Fast forward to today. In the new “cloud” world, enterprises are realizing that Cloud, Transformation, and Automation are not mutually exclusive. You can achieve Transformation, by leveraging the Cloud, and an Automation Platform thus making redundant large armies of custom developers. Today, what you need is a lot fewer, but highly skilled and specialized “Architects” – Solution and Technology Architects – and not freshers, or recently trained / lightly experienced “generic” developers.

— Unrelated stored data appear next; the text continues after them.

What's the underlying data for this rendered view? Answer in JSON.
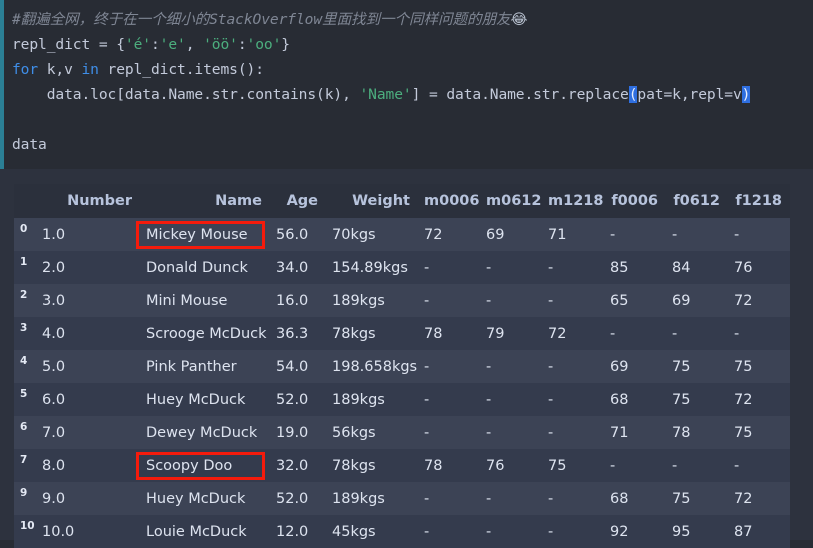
{
  "code_cell": {
    "accent_color": "#2b7f95",
    "background": "#282c34",
    "lines": [
      {
        "id": "line-comment",
        "tokens": [
          {
            "type": "comment",
            "text": "#翻遍全网，终于在一个细小的StackOverflow里面找到一个同样问题的朋友"
          },
          {
            "type": "emoji",
            "text": "😂"
          }
        ]
      },
      {
        "id": "line-repl-dict",
        "tokens": [
          {
            "type": "plain",
            "text": "repl_dict = {"
          },
          {
            "type": "string",
            "text": "'é'"
          },
          {
            "type": "plain",
            "text": ":"
          },
          {
            "type": "string",
            "text": "'e'"
          },
          {
            "type": "plain",
            "text": ", "
          },
          {
            "type": "string",
            "text": "'öö'"
          },
          {
            "type": "plain",
            "text": ":"
          },
          {
            "type": "string",
            "text": "'oo'"
          },
          {
            "type": "plain",
            "text": "}"
          }
        ]
      },
      {
        "id": "line-for",
        "tokens": [
          {
            "type": "keyword",
            "text": "for"
          },
          {
            "type": "plain",
            "text": " k,v "
          },
          {
            "type": "keyword",
            "text": "in"
          },
          {
            "type": "plain",
            "text": " repl_dict.items():"
          }
        ]
      },
      {
        "id": "line-loc-replace",
        "tokens": [
          {
            "type": "plain",
            "text": "    data.loc[data.Name.str.contains(k), "
          },
          {
            "type": "string",
            "text": "'Name'"
          },
          {
            "type": "plain",
            "text": "] = data.Name.str.replace"
          },
          {
            "type": "bracket",
            "text": "("
          },
          {
            "type": "plain",
            "text": "pat=k,repl=v"
          },
          {
            "type": "bracket",
            "text": ")"
          }
        ]
      },
      {
        "id": "line-blank",
        "tokens": [
          {
            "type": "plain",
            "text": " "
          }
        ]
      },
      {
        "id": "line-data",
        "tokens": [
          {
            "type": "plain",
            "text": "data"
          }
        ]
      }
    ]
  },
  "output": {
    "background": "#2d323e",
    "table": {
      "index_header": "",
      "columns": [
        "Number",
        "Name",
        "Age",
        "Weight",
        "m0006",
        "m0612",
        "m1218",
        "f0006",
        "f0612",
        "f1218"
      ],
      "highlight_color": "#f51b0c",
      "rows": [
        {
          "index": "0",
          "cells": [
            "1.0",
            "Mickey Mouse",
            "56.0",
            "70kgs",
            "72",
            "69",
            "71",
            "-",
            "-",
            "-"
          ],
          "highlight": "Name"
        },
        {
          "index": "1",
          "cells": [
            "2.0",
            "Donald Dunck",
            "34.0",
            "154.89kgs",
            "-",
            "-",
            "-",
            "85",
            "84",
            "76"
          ],
          "highlight": null
        },
        {
          "index": "2",
          "cells": [
            "3.0",
            "Mini Mouse",
            "16.0",
            "189kgs",
            "-",
            "-",
            "-",
            "65",
            "69",
            "72"
          ],
          "highlight": null
        },
        {
          "index": "3",
          "cells": [
            "4.0",
            "Scrooge McDuck",
            "36.3",
            "78kgs",
            "78",
            "79",
            "72",
            "-",
            "-",
            "-"
          ],
          "highlight": null
        },
        {
          "index": "4",
          "cells": [
            "5.0",
            "Pink Panther",
            "54.0",
            "198.658kgs",
            "-",
            "-",
            "-",
            "69",
            "75",
            "75"
          ],
          "highlight": null
        },
        {
          "index": "5",
          "cells": [
            "6.0",
            "Huey McDuck",
            "52.0",
            "189kgs",
            "-",
            "-",
            "-",
            "68",
            "75",
            "72"
          ],
          "highlight": null
        },
        {
          "index": "6",
          "cells": [
            "7.0",
            "Dewey McDuck",
            "19.0",
            "56kgs",
            "-",
            "-",
            "-",
            "71",
            "78",
            "75"
          ],
          "highlight": null
        },
        {
          "index": "7",
          "cells": [
            "8.0",
            "Scoopy Doo",
            "32.0",
            "78kgs",
            "78",
            "76",
            "75",
            "-",
            "-",
            "-"
          ],
          "highlight": "Name"
        },
        {
          "index": "9",
          "cells": [
            "9.0",
            "Huey McDuck",
            "52.0",
            "189kgs",
            "-",
            "-",
            "-",
            "68",
            "75",
            "72"
          ],
          "highlight": null
        },
        {
          "index": "10",
          "cells": [
            "10.0",
            "Louie McDuck",
            "12.0",
            "45kgs",
            "-",
            "-",
            "-",
            "92",
            "95",
            "87"
          ],
          "highlight": null
        }
      ]
    }
  }
}
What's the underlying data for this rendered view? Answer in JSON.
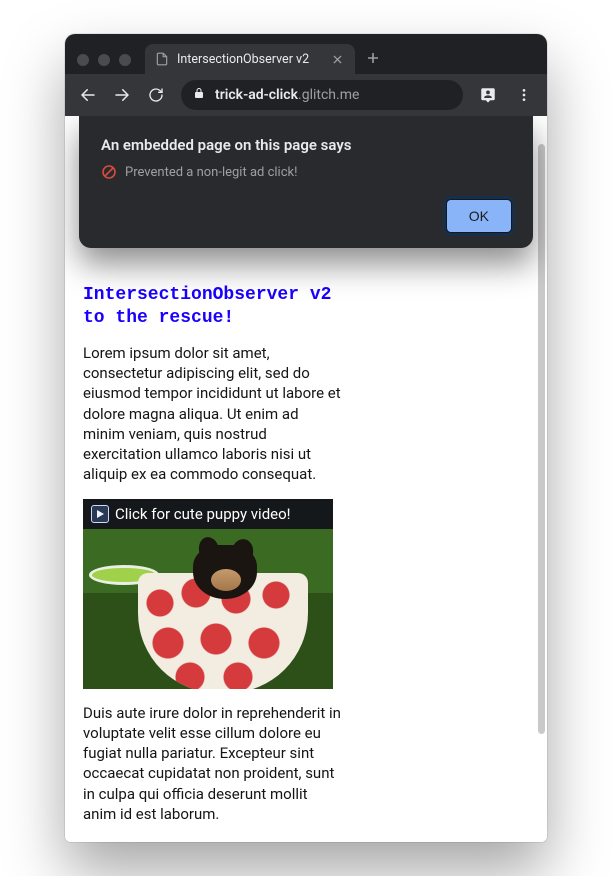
{
  "browser": {
    "tab_title": "IntersectionObserver v2",
    "url_host": "trick-ad-click",
    "url_rest": ".glitch.me"
  },
  "dialog": {
    "title": "An embedded page on this page says",
    "message": "Prevented a non-legit ad click!",
    "ok_label": "OK"
  },
  "page": {
    "heading": "IntersectionObserver v2 to the rescue!",
    "para1": "Lorem ipsum dolor sit amet, consectetur adipiscing elit, sed do eiusmod tempor incididunt ut labore et dolore magna aliqua. Ut enim ad minim veniam, quis nostrud exercitation ullamco laboris nisi ut aliquip ex ea commodo consequat.",
    "video_caption": "Click for cute puppy video!",
    "para2": "Duis aute irure dolor in reprehenderit in voluptate velit esse cillum dolore eu fugiat nulla pariatur. Excepteur sint occaecat cupidatat non proident, sunt in culpa qui officia deserunt mollit anim id est laborum."
  }
}
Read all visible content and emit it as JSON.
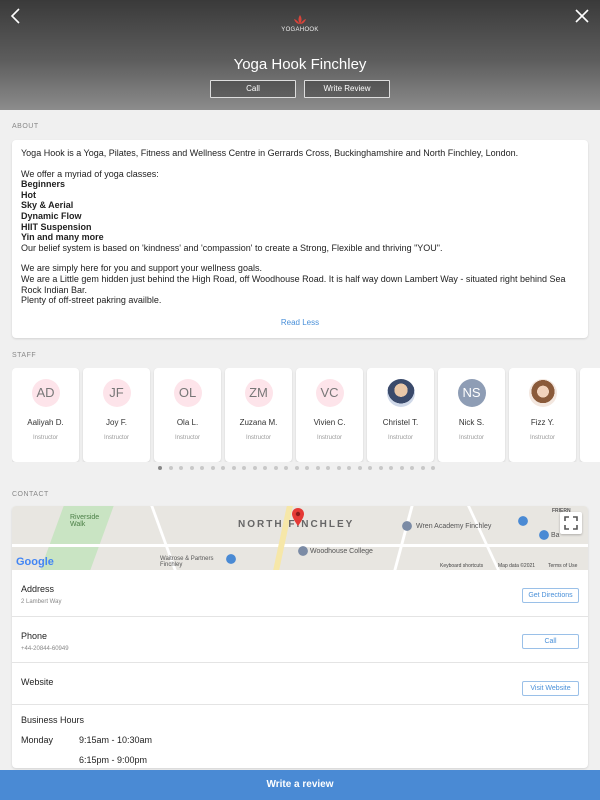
{
  "header": {
    "logo_text": "YOGAHOOK",
    "title": "Yoga Hook Finchley",
    "call_label": "Call",
    "write_review_label": "Write Review"
  },
  "sections": {
    "about": "ABOUT",
    "staff": "STAFF",
    "contact": "CONTACT"
  },
  "about": {
    "intro": "Yoga Hook is a Yoga, Pilates, Fitness and Wellness Centre in Gerrards Cross, Buckinghamshire and North Finchley, London.",
    "classes_intro": "We offer a myriad of yoga classes:",
    "classes": [
      "Beginners",
      "Hot",
      "Sky & Aerial",
      "Dynamic Flow",
      "HIIT Suspension",
      "Yin and many more"
    ],
    "belief": "Our belief system is based on 'kindness' and 'compassion' to create a Strong, Flexible and thriving \"YOU\".",
    "support": "We are simply here for you and support your wellness goals.",
    "location": "We are a Little gem hidden just behind the High Road, off Woodhouse Road. It is half way down Lambert Way - situated right behind Sea Rock Indian Bar.",
    "parking": "Plenty of off-street pakring availble.",
    "read_less": "Read Less"
  },
  "staff": [
    {
      "initials": "AD",
      "name": "Aaliyah D.",
      "role": "Instructor"
    },
    {
      "initials": "JF",
      "name": "Joy F.",
      "role": "Instructor"
    },
    {
      "initials": "OL",
      "name": "Ola L.",
      "role": "Instructor"
    },
    {
      "initials": "ZM",
      "name": "Zuzana M.",
      "role": "Instructor"
    },
    {
      "initials": "VC",
      "name": "Vivien C.",
      "role": "Instructor"
    },
    {
      "initials": "",
      "name": "Christel T.",
      "role": "Instructor"
    },
    {
      "initials": "NS",
      "name": "Nick S.",
      "role": "Instructor"
    },
    {
      "initials": "",
      "name": "Fizz Y.",
      "role": "Instructor"
    }
  ],
  "pagination": {
    "total_dots": 27,
    "active_index": 0
  },
  "map": {
    "area": "NORTH FINCHLEY",
    "place_riverside": "Riverside Walk",
    "place_wren": "Wren Academy Finchley",
    "place_woodhouse": "Woodhouse College",
    "place_waitrose": "Waitrose & Partners Finchley",
    "place_friern": "FRIERN",
    "place_ba": "Ba",
    "keyboard": "Keyboard shortcuts",
    "mapdata": "Map data ©2021",
    "terms": "Terms of Use",
    "google": "Google"
  },
  "contact": {
    "address_label": "Address",
    "address_value": "2 Lambert Way",
    "directions_btn": "Get Directions",
    "phone_label": "Phone",
    "phone_value": "+44-20844-60949",
    "call_btn": "Call",
    "website_label": "Website",
    "website_btn": "Visit Website",
    "hours_label": "Business Hours",
    "hours_day": "Monday",
    "hours_1": "9:15am - 10:30am",
    "hours_2": "6:15pm - 9:00pm"
  },
  "bottom_bar": "Write a review"
}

Further, having to advise clients/enterprises about technology choices between a large custom development effort (multi-million dollar program), and migrating to a Cloud Platform (involving much lower upfront IT Services spend), the companies are faced with an inherent conflict of interest.

Now, let us assume that companies have identified this trend, and are even adapting themselves quickly. Even if this were to be the case, it is highly unlikely to happen without an adverse impact on both revenues, and margins (in constant currency terms).

With these significant headwinds, it begs the question as to whether the 12-14 % forecasts Nasscom has put out for 2013-14 is too optimistic. Time will tell.